Titre : Abélard, T1 : La Danse des Petits Papiers
Scénariste : Régis Hautière
Dessinateur : Renaud Dillies
Parution : Juin 2011
Renaud Dillies m’avait beaucoup marqué de son trait avec « Betty Blues » et « Bulles et Nacelles » où il développait un univers plein de poésie. A la suite d’une rencontre lors d’un festival, j’ai pu découvrir son nouvel ouvrage, « Abélard » (premier tome d’un diptyque) en avant-première, où il assure le dessin pendant que Régis Hautière s’occupe du scénario. Ce n’est pas la première collaboration des deux hommes, qui ont déjà signés « Mister Plumb » ensemble.
L’histoire fait intervenir Abélard, un poussin qui vit dans les marais, entre jeu de cartes et parties de pêche. Ayant toujours vécu à cet endroit, il ne peut s’empêcher de s’interroger sur l’ailleurs, si inconnu à ses yeux. Une rencontre avec une femme, Epilie, va changer sa vie. Pour elle, il va décider de voyager, jusqu’à vouloir partir en Amérique.
Un road trip sous forme d’initiation.
« Abélard », après une introduction dans les marais, ressemble fort à un road trip sous forme d’initiation. N’ayant vécu que dans les marais, Abélard a été protégé du vaste monde et est particulièrement naïf. Cette naïveté est à la fois très touchante et drôle. Sa méconnaissance du monde et des gens est vraiment amusante. Ainsi, il se retrouve à voyager avec des gitans sans même savoir qu’ils sont très mal acceptés par la population. Lui prend les gens comme ils sont, sans trop se poser de questions.
Au-delà de l’apparence parfois simple de l’histoire se dessine une trame qui paraît plus complexe. Ainsi, tout le monde semble connaître Epilie, lui donnant une image de dangerosité que l’on ne comprend pas. Nul doute que le deuxième tome explicitera tout ça, mais tout cela participe à une ambiance des plus étranges. Autre particularité d’Abélard : son chapeau lui donne chaque jour un message sous forme de proverbe ou citation. Ces messages, venus dont ne sait où vont avoir une vraie influence sur l’histoire. Une petite curiosité qui donne de la poésie à l’ensemble.
Car « Abélard » a une poésie certaine, à l’image du héros qui monte dans un arbre pour « décrocher la Lune » à sa dulcinée.

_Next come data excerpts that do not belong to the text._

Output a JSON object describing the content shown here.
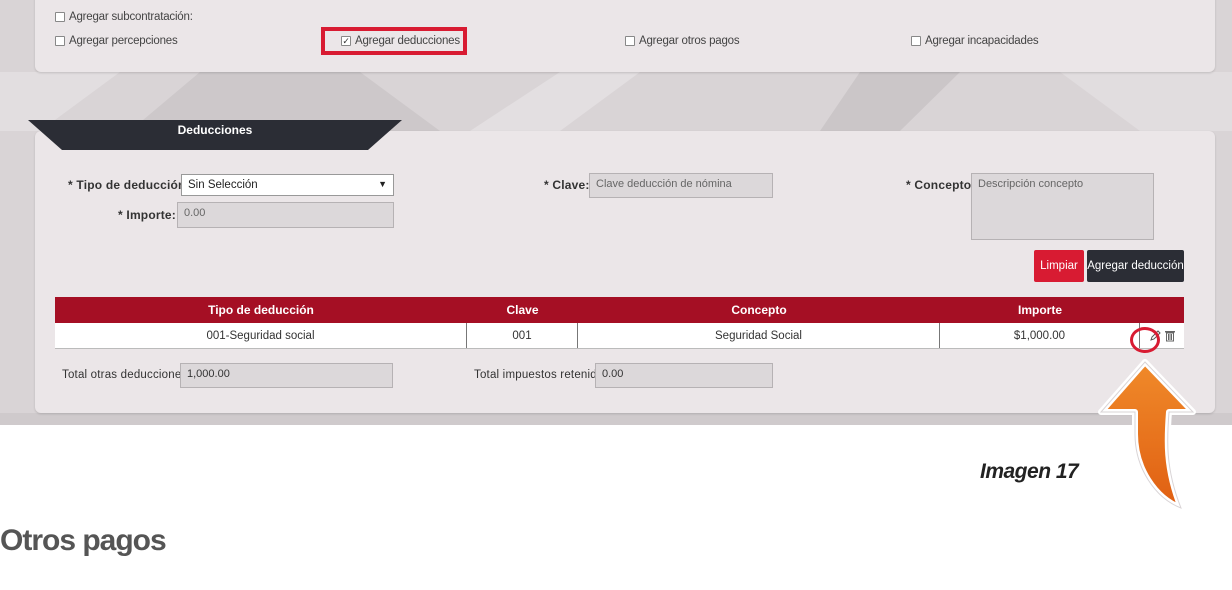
{
  "options": {
    "subcontratacion": "Agregar subcontratación:",
    "percepciones": "Agregar percepciones",
    "deducciones": "Agregar deducciones",
    "otros_pagos": "Agregar otros pagos",
    "incapacidades": "Agregar incapacidades"
  },
  "section_tab": "Deducciones",
  "form": {
    "tipo_label": "* Tipo de deducción:",
    "tipo_value": "Sin Selección",
    "clave_label": "* Clave:",
    "clave_placeholder": "Clave deducción de nómina",
    "concepto_label": "* Concepto:",
    "concepto_placeholder": "Descripción concepto",
    "importe_label": "* Importe:",
    "importe_value": "0.00"
  },
  "buttons": {
    "limpiar": "Limpiar",
    "agregar": "Agregar deducción"
  },
  "table": {
    "headers": [
      "Tipo de deducción",
      "Clave",
      "Concepto",
      "Importe"
    ],
    "rows": [
      [
        "001-Seguridad social",
        "001",
        "Seguridad Social",
        "$1,000.00"
      ]
    ]
  },
  "totals": {
    "otras_label": "Total otras deducciones:",
    "otras_value": "1,000.00",
    "impuestos_label": "Total impuestos retenidos:",
    "impuestos_value": "0.00"
  },
  "caption": "Imagen 17",
  "heading": "Otros pagos",
  "colors": {
    "accent_red": "#d81b32",
    "header_red": "#a50f24",
    "dark": "#2b2d35",
    "arrow_orange": "#e8741e"
  }
}
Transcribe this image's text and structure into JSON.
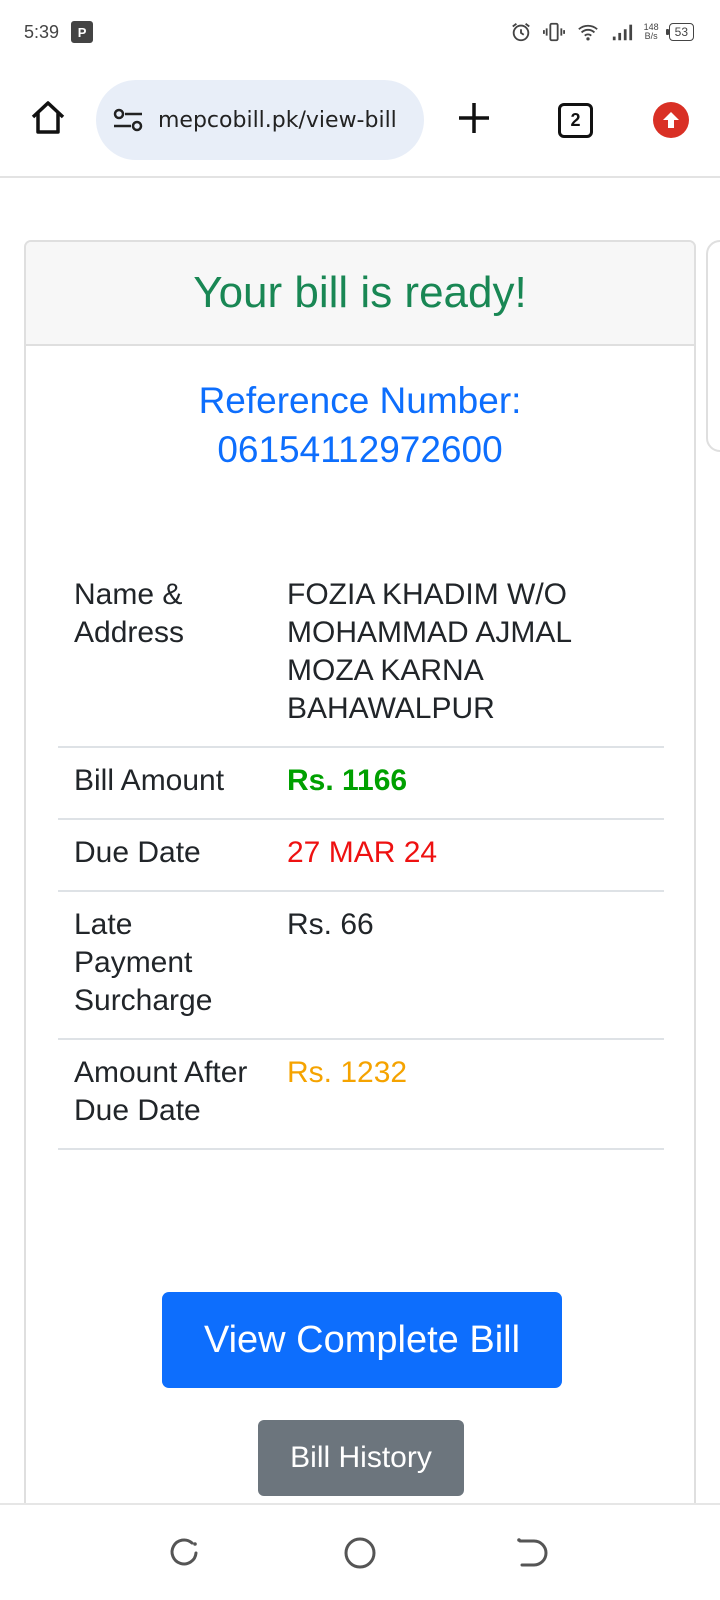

Le graphisme suranné fait mouche. Le choix de la palette de couleur met parfaitement en valeur le trait de Dillies. Celui-ci est toujours aussi indistinct et naïf à la fois. Les différents personnages, tous des animaux, sont tous très réussis graphiquement. Abélard, en poussin naîf, est simplement adorable.
Dillies abandonne ici le gaufrier de six cases qu’il affectionne pour un découpage plus varié. C’est une réussite et le tout témoigne d’une grande maîtrise. Le dessinateur n’hésite pas à prendre une page pour une case (voire même deux avec cette incroyable carte de voyage pleine d’humour).
J’ai été particulièrement séduit par « Abélard » tout au long des 64 pages de ce premier tome. Il me tarde déjà d’en lire la suite. Son personnage, si naïf, est particulièrement attachant. Le scénario d’Hautière est taillé pour le style de Dillies. Une petite perle, simplement, réservée aux grands enfants.